Question

Find the condition when \[{}^{n}{{P}_{r}}\] and \[{}^{n}{{C}_{r}}\] are equal:
\[\begin{align}
  & A.n=r \\
 & B.n=r+1 \\
 & C.r=1 \\
 & D.n=r-1 \\
\end{align}\]

Answer 1

Hint: In order to calculate when \[{}^{n}{{P}_{r}}\] and \[{}^{n}{{C}_{r}}\]would be equal, firstly we have to evaluate or expand the formula of both \[{}^{n}{{P}_{r}}\] and \[{}^{n}{{C}_{r}}\]. Then we must equate both of the expansions and cancel out the common terms and obtain the final result. This would be our required result.
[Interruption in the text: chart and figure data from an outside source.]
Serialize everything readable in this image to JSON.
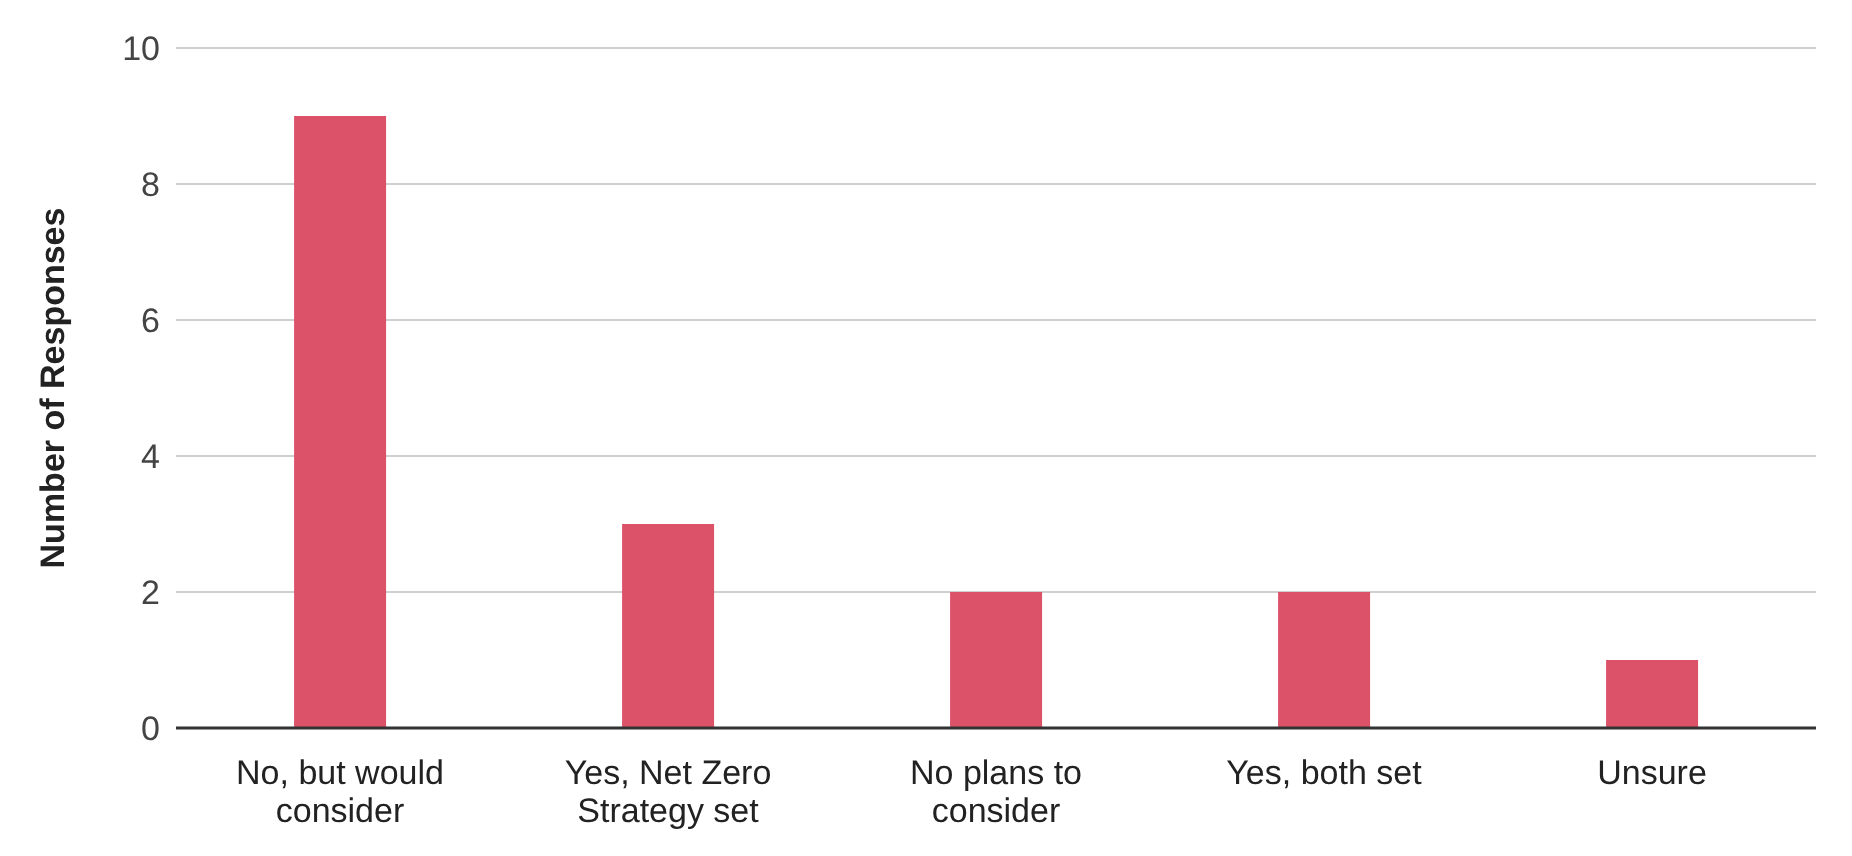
{
  "chart_data": {
    "type": "bar",
    "ylabel": "Number of Responses",
    "categories": [
      "No, but would consider",
      "Yes, Net Zero Strategy set",
      "No plans to consider",
      "Yes, both set",
      "Unsure"
    ],
    "values": [
      9,
      3,
      2,
      2,
      1
    ],
    "color": "#dc5269",
    "ylim": [
      0,
      10
    ],
    "yticks": [
      0,
      2,
      4,
      6,
      8,
      10
    ],
    "grid": "y",
    "legend": false
  }
}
Complete step by step answer:
Now let us learn about the permutation and combinations. Permutation is nothing but arranging the members in some sequence or following a particular order whereas combination is a collection where it does not follow any sought of order or sequence. There are two types of permutations and combinations as well. The two types of permutations are: permutation with repetition and permutation without repetition. There are two types of combinations like permutations. They are: combination with repetition and combination without repetition.
Now let us find when\[{}^{n}{{P}_{r}}\] and \[{}^{n}{{C}_{r}}\] would be equal.
In order to find, firstly let us expand \[{}^{n}{{P}_{r}}\] and \[{}^{n}{{C}_{r}}\]
\[{}^{n}{{P}_{r}}=\dfrac{n!}{\left( n-r \right)!}\] and
\[{}^{n}{{C}_{r}}=\dfrac{n!}{r!\left( n-r \right)!}\]
Now let us equate both of the expansions.
\[\Rightarrow \dfrac{n!}{\left( n-r \right)!}=\dfrac{n!}{r!\left( n-r \right)!}\]
Upon cancelling out the common terms, we will be left with
\[\Rightarrow 1=\dfrac{1}{r!}\]
Upon cross multiplying, we get
\[\begin{align}
  & \Rightarrow r!=1 \\
 & \Rightarrow r=1 \\
\end{align}\]
\[\therefore \] \[{}^{n}{{P}_{r}}\] and \[{}^{n}{{C}_{r}}\] are equal when \[r=1\].

So, the correct answer is “Option C”.

Note: We can apply the permutation and combinations in our everyday life. We can apply permutation in finding out the captain of a team, or picking two favourite colours. We can use combinations in picking up three members for a team from a group or picking three winners and many more.